Nine Entertainment Co will pay back more than 200,000 digital and home delivery subscribers after it was slapped by the competition regulator for slugging them with excessive surcharges on credit and debit card payments.
The television, radio, publishing and streaming company, which owns The Sydney Morning Herald and The Age, will pay back about $450,000 to eligible customers, including advertisers and subscribers, and will also pay a $160,000 fine to the competition regulator for the breach.
The infringement notices were issued in relation to payments made using MasterCard and Visa credit and debit cards between August and December 2020, which attracted surcharges beyond what is normally expected in payment processing. The surcharges were applied to digital and home delivery subscription services as well as radio, publishing, TV and digital advertising, excluding Stan.
A Nine spokesperson said the company accepted the findings and had paid the relevant fine.
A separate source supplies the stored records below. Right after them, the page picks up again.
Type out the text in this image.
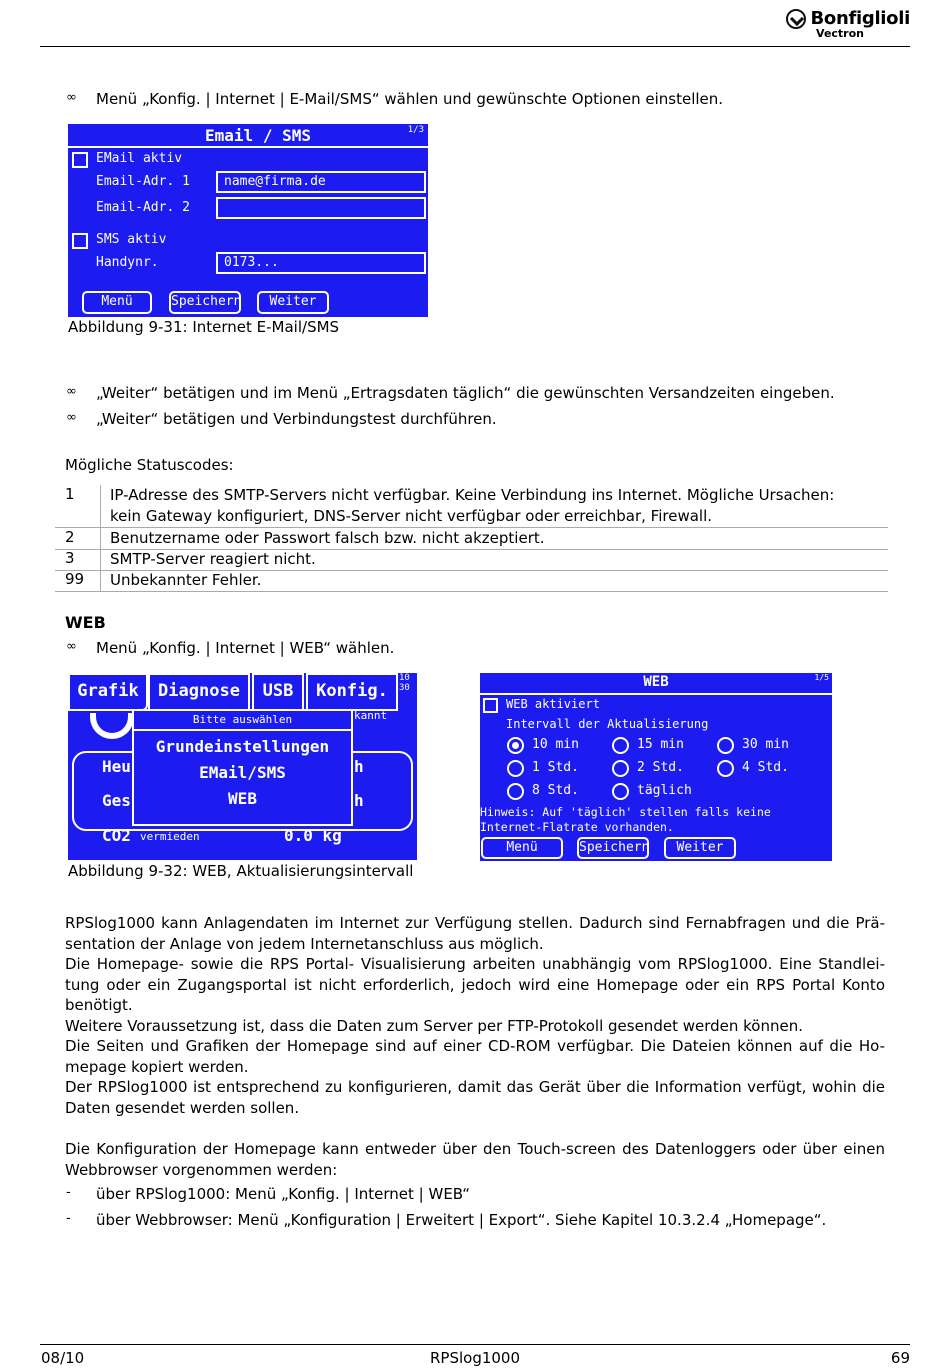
Bonfiglioli
Vectron
∞	Menü „Konfig. | Internet | E-Mail/SMS“ wählen und gewünschte Optionen einstellen.
Email / SMS	1/3
EMail aktiv
Email-Adr. 1	name@firma.de
Email-Adr. 2
SMS aktiv
Handynr.	0173...
Menü	Speichern	Weiter
Abbildung 9-31: Internet E-Mail/SMS
∞	„Weiter“ betätigen und im Menü „Ertragsdaten täglich“ die gewünschten Versandzeiten eingeben.
∞	„Weiter“ betätigen und Verbindungstest durchführen.
Mögliche Statuscodes:
1	IP-Adresse des SMTP-Servers nicht verfügbar. Keine Verbindung ins Internet. Mögliche Ursachen:
kein Gateway konfiguriert, DNS-Server nicht verfügbar oder erreichbar, Firewall.
2	Benutzername oder Passwort falsch bzw. nicht akzeptiert.
3	SMTP-Server reagiert nicht.
99	Unbekannter Fehler.
WEB
∞	Menü „Konfig. | Internet | WEB“ wählen.
Grafik	Diagnose	USB	Konfig.
10
30
kannt
Heu	h
Ges	h
CO2 vermieden	0.0 kg
Bitte auswählen
Grundeinstellungen
EMail/SMS
WEB
WEB	1/5
WEB aktiviert
Intervall der Aktualisierung
10 min	15 min	30 min
1 Std.	2 Std.	4 Std.
8 Std.	täglich
Hinweis: Auf 'täglich' stellen falls keine
Internet-Flatrate vorhanden.
Menü	Speichern	Weiter
Abbildung 9-32: WEB, Aktualisierungsintervall
RPSlog1000 kann Anlagendaten im Internet zur Verfügung stellen. Dadurch sind Fernabfragen und die Prä-sentation der Anlage von jedem Internetanschluss aus möglich.
Die Homepage- sowie die RPS Portal- Visualisierung arbeiten unabhängig vom RPSlog1000. Eine Standlei-tung oder ein Zugangsportal ist nicht erforderlich, jedoch wird eine Homepage oder ein RPS Portal Konto benötigt.
Weitere Voraussetzung ist, dass die Daten zum Server per FTP-Protokoll gesendet werden können.
Die Seiten und Grafiken der Homepage sind auf einer CD-ROM verfügbar. Die Dateien können auf die Ho-mepage kopiert werden.
Der RPSlog1000 ist entsprechend zu konfigurieren, damit das Gerät über die Information verfügt, wohin die Daten gesendet werden sollen.
Die Konfiguration der Homepage kann entweder über den Touch-screen des Datenloggers oder über einen Webbrowser vorgenommen werden:
-	über RPSlog1000: Menü „Konfig. | Internet | WEB“
-	über Webbrowser: Menü „Konfiguration | Erweitert | Export“. Siehe Kapitel 10.3.2.4 „Homepage“.
08/10	RPSlog1000	69
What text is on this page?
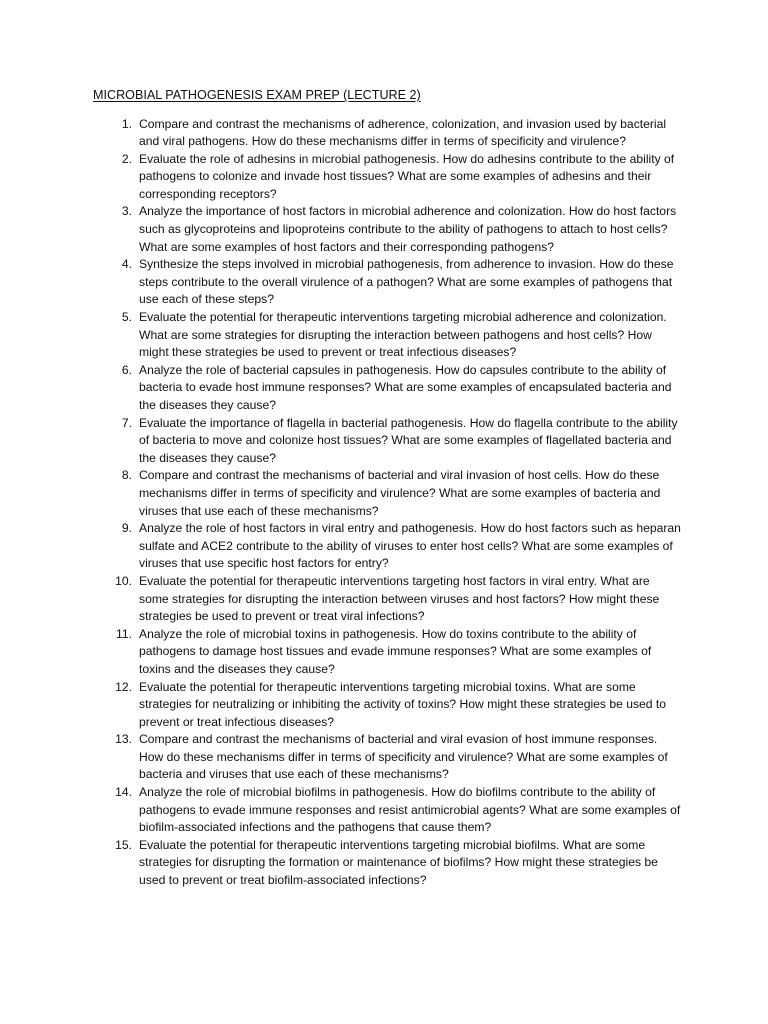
MICROBIAL PATHOGENESIS EXAM PREP (LECTURE 2)
1. Compare and contrast the mechanisms of adherence, colonization, and invasion used by bacterial and viral pathogens. How do these mechanisms differ in terms of specificity and virulence?
2. Evaluate the role of adhesins in microbial pathogenesis. How do adhesins contribute to the ability of pathogens to colonize and invade host tissues? What are some examples of adhesins and their corresponding receptors?
3. Analyze the importance of host factors in microbial adherence and colonization. How do host factors such as glycoproteins and lipoproteins contribute to the ability of pathogens to attach to host cells? What are some examples of host factors and their corresponding pathogens?
4. Synthesize the steps involved in microbial pathogenesis, from adherence to invasion. How do these steps contribute to the overall virulence of a pathogen? What are some examples of pathogens that use each of these steps?
5. Evaluate the potential for therapeutic interventions targeting microbial adherence and colonization. What are some strategies for disrupting the interaction between pathogens and host cells? How might these strategies be used to prevent or treat infectious diseases?
6. Analyze the role of bacterial capsules in pathogenesis. How do capsules contribute to the ability of bacteria to evade host immune responses? What are some examples of encapsulated bacteria and the diseases they cause?
7. Evaluate the importance of flagella in bacterial pathogenesis. How do flagella contribute to the ability of bacteria to move and colonize host tissues? What are some examples of flagellated bacteria and the diseases they cause?
8. Compare and contrast the mechanisms of bacterial and viral invasion of host cells. How do these mechanisms differ in terms of specificity and virulence? What are some examples of bacteria and viruses that use each of these mechanisms?
9. Analyze the role of host factors in viral entry and pathogenesis. How do host factors such as heparan sulfate and ACE2 contribute to the ability of viruses to enter host cells? What are some examples of viruses that use specific host factors for entry?
10. Evaluate the potential for therapeutic interventions targeting host factors in viral entry. What are some strategies for disrupting the interaction between viruses and host factors? How might these strategies be used to prevent or treat viral infections?
11. Analyze the role of microbial toxins in pathogenesis. How do toxins contribute to the ability of pathogens to damage host tissues and evade immune responses? What are some examples of toxins and the diseases they cause?
12. Evaluate the potential for therapeutic interventions targeting microbial toxins. What are some strategies for neutralizing or inhibiting the activity of toxins? How might these strategies be used to prevent or treat infectious diseases?
13. Compare and contrast the mechanisms of bacterial and viral evasion of host immune responses. How do these mechanisms differ in terms of specificity and virulence? What are some examples of bacteria and viruses that use each of these mechanisms?
14. Analyze the role of microbial biofilms in pathogenesis. How do biofilms contribute to the ability of pathogens to evade immune responses and resist antimicrobial agents? What are some examples of biofilm-associated infections and the pathogens that cause them?
15. Evaluate the potential for therapeutic interventions targeting microbial biofilms. What are some strategies for disrupting the formation or maintenance of biofilms? How might these strategies be used to prevent or treat biofilm-associated infections?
“The surcharge overcharge was unintentional, it was not an error which affected all of Nine (for example, Stan and Future Women were not affected) and we have taken steps to credit those subscribers/advertisers impacted. We have also reviewed our processes to ensure the error is not repeated,” the spokesperson said.
As a result, about 220,000 current digital and home delivery subscribers who paid by MasterCard or Visa credit or debit card will be provided a one-off cash adjustment of $1.92.
Nine has made several changes including removing any surcharge for Visa debit and MasterCard debit cards for all subscription payments and have reduced the surcharge to a maximum of 0.5 per cent for all Visa credit and MasterCard credit subscriber payments. Nine has also removed the surcharges for advertising invoices.
Australian Competition and Consumer Commission deputy chair Mick Keogh said payment surcharges were excessive if they exceeded the costs to the businesses of processing the money.
“While the average over-charge per consumer was relatively small, given the number of transactions processed by Nine, this added up to a significant amount,” Mr Keogh said.